No one is in denial about Jay-Z’s past. His lyrics are an open book to the lifestyle he lived and while I wouldn’t go so far as to say he glorifies it, he never hid it. There may have been a time early in his career when he did, but let’s not forget this man is 42-years-old and far removed from the drug game. Are the choices he made as teenager and in his twenties going to follow him for the rest of his life because white America can’t stand the fact that white men aren’t the only ones who can pull themselves up by the bootstraps? Jay’s straps may have been on a pair of sneakers he purchased with drug money but it’s unfair to let that distract or take away from the man he’s become and the man he’s been for several years/decades now. It’s cool if Mushnick wants to believe every other white sports team owner got all of their money through legit, unselfish, non-discriminatory business practices but we all know the likelihood that they have a little dirty money on their hands. The post writer is hardly concerned about the detriment Jay-Z’s lyrics are causing the black community, he’s concerned about his encroachment on the 1 percent.

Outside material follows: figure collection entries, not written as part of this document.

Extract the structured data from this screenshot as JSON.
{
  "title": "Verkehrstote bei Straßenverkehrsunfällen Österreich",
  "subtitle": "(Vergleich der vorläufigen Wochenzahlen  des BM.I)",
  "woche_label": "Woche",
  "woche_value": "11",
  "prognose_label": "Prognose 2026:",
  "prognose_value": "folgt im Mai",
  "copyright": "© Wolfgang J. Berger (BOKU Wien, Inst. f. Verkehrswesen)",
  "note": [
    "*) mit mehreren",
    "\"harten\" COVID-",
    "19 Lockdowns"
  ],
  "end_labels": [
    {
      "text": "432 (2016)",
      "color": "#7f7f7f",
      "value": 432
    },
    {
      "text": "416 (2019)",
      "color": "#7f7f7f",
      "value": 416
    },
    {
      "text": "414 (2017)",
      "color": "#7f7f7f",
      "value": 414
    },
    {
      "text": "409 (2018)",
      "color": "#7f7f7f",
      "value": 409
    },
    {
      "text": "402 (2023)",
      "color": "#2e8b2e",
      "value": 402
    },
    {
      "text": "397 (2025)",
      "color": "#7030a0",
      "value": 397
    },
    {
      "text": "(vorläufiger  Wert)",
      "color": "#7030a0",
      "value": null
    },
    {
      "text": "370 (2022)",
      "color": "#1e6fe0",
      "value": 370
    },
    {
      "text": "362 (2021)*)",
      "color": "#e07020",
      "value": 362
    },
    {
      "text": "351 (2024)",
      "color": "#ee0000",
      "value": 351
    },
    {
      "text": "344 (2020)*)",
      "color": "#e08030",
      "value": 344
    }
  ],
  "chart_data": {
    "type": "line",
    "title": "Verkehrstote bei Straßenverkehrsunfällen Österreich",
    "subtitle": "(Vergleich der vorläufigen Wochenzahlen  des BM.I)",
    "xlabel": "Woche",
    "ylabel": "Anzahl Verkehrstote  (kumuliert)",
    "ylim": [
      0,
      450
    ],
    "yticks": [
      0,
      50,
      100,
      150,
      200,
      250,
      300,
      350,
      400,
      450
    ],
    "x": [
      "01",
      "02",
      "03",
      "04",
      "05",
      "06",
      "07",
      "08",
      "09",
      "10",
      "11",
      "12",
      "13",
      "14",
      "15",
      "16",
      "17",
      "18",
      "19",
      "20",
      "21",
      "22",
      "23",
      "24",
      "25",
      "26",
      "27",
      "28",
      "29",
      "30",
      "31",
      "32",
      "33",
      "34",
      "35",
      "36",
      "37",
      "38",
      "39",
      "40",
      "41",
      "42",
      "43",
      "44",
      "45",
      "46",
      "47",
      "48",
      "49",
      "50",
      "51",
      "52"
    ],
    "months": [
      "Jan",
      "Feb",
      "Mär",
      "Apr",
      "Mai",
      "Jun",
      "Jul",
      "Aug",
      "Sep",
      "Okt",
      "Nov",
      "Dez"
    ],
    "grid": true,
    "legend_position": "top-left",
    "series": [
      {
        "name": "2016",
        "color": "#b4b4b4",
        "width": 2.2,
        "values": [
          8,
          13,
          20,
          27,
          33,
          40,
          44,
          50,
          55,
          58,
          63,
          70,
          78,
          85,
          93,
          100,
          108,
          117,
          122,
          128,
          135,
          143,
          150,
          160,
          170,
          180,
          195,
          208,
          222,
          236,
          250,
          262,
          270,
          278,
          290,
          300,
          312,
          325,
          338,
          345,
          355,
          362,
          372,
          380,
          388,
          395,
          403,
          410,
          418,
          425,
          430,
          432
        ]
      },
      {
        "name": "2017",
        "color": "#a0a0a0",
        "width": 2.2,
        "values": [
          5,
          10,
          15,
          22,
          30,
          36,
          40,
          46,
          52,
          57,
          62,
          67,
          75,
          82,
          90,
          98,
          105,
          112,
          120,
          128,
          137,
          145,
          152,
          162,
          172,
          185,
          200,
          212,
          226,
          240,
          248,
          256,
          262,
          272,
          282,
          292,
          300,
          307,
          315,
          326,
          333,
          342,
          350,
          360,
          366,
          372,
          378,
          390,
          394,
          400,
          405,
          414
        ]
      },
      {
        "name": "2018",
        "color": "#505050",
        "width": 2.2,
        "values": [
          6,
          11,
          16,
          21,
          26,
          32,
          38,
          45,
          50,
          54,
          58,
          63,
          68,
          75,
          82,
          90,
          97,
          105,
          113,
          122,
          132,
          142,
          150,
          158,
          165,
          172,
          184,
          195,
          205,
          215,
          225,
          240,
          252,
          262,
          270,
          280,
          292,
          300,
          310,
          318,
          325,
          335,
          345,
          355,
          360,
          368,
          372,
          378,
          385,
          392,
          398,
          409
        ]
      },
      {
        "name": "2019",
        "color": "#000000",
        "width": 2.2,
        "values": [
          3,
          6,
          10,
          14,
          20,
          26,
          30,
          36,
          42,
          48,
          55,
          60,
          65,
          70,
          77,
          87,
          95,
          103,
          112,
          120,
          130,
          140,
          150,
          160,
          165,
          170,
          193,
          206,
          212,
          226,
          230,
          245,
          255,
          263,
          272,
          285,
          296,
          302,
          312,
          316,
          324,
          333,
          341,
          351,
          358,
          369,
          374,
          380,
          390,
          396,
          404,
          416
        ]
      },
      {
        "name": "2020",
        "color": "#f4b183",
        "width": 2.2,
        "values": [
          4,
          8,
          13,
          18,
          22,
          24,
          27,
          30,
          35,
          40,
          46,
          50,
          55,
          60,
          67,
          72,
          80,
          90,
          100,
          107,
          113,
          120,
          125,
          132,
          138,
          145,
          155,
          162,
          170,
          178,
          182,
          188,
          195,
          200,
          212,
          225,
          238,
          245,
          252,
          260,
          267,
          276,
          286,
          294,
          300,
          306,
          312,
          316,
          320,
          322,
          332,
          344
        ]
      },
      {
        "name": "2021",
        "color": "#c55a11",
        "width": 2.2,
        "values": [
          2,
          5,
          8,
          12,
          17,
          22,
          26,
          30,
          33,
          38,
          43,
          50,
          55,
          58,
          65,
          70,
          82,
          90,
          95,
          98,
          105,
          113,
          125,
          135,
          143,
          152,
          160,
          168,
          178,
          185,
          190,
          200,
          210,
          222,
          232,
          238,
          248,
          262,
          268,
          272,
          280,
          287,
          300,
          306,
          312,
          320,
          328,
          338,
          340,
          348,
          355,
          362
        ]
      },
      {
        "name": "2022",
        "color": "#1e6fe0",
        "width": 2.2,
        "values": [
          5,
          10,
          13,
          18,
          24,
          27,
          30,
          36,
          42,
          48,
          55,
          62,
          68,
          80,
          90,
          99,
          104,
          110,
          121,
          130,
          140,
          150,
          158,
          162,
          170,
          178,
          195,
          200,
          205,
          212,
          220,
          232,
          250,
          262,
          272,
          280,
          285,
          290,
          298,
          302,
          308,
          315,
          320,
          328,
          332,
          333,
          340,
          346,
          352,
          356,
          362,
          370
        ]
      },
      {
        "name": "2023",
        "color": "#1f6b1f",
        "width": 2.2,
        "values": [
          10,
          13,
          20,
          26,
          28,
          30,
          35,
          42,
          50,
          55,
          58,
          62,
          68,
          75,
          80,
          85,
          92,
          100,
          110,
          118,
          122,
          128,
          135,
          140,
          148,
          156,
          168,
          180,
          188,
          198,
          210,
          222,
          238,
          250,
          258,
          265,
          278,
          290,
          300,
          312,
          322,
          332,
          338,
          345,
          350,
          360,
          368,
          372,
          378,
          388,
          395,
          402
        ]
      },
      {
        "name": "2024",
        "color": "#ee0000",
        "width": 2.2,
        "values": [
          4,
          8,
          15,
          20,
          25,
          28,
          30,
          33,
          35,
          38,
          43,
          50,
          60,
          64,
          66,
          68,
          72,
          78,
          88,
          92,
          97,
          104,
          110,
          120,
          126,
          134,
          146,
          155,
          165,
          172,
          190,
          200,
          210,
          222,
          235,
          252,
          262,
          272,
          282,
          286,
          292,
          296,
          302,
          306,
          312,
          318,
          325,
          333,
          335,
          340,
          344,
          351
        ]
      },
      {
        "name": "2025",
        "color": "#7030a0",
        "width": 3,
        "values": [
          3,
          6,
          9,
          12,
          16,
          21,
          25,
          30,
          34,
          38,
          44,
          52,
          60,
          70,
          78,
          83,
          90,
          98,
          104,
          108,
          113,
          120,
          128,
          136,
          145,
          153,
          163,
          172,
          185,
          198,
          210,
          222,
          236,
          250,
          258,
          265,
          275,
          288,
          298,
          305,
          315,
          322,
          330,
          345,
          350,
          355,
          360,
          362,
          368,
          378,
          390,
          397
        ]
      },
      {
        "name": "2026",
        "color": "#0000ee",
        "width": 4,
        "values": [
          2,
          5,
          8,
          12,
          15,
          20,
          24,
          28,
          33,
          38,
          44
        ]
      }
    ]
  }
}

It’s that fact that makes it so frustrating for me to read black people’s comments defending the words of Mushnick and other like-minded people. Would I like it if Jay-Z shared his $400 million-plus fortune a little more with the black community? Absolutely. Do I respect his ability to do with his money as he so pleases? Absolutely. Do I admire the hustle and the empire he’s been able to build after rising from a kid born into less-than-sub-par circumstances in Brooklyn? Without a doubt. I’m of the same mind as Jay when he says, “If you don’t like my lyrics you can press fast forward.” His music, specifically his lyricism, is only one part of his success and I hardly think black (or white people) calling us n*ggers or n*ggas is one of our gravest concerns as a community. I also don’t think in this day and age any white person needs the problem with them using that word explained to them no matter who else they hear using it. What the real issue is here is that no matter how far you climb there are going to be people who try to reduce you to being nothing more than a n*gger, as in an ignorant person, even when your accomplishments, as Jay-Z’s do, show you are far more. My simple advice to Mushnick would be to get comfy. There are plenty more so-called n*ggers, Beyotches, and h*es where Jay-Z came from and we want that same success.
Do you take issue with Mushnick’s comments on Jay-Z and the Brooklyn Nets or do you agree with his commentary on the rapper?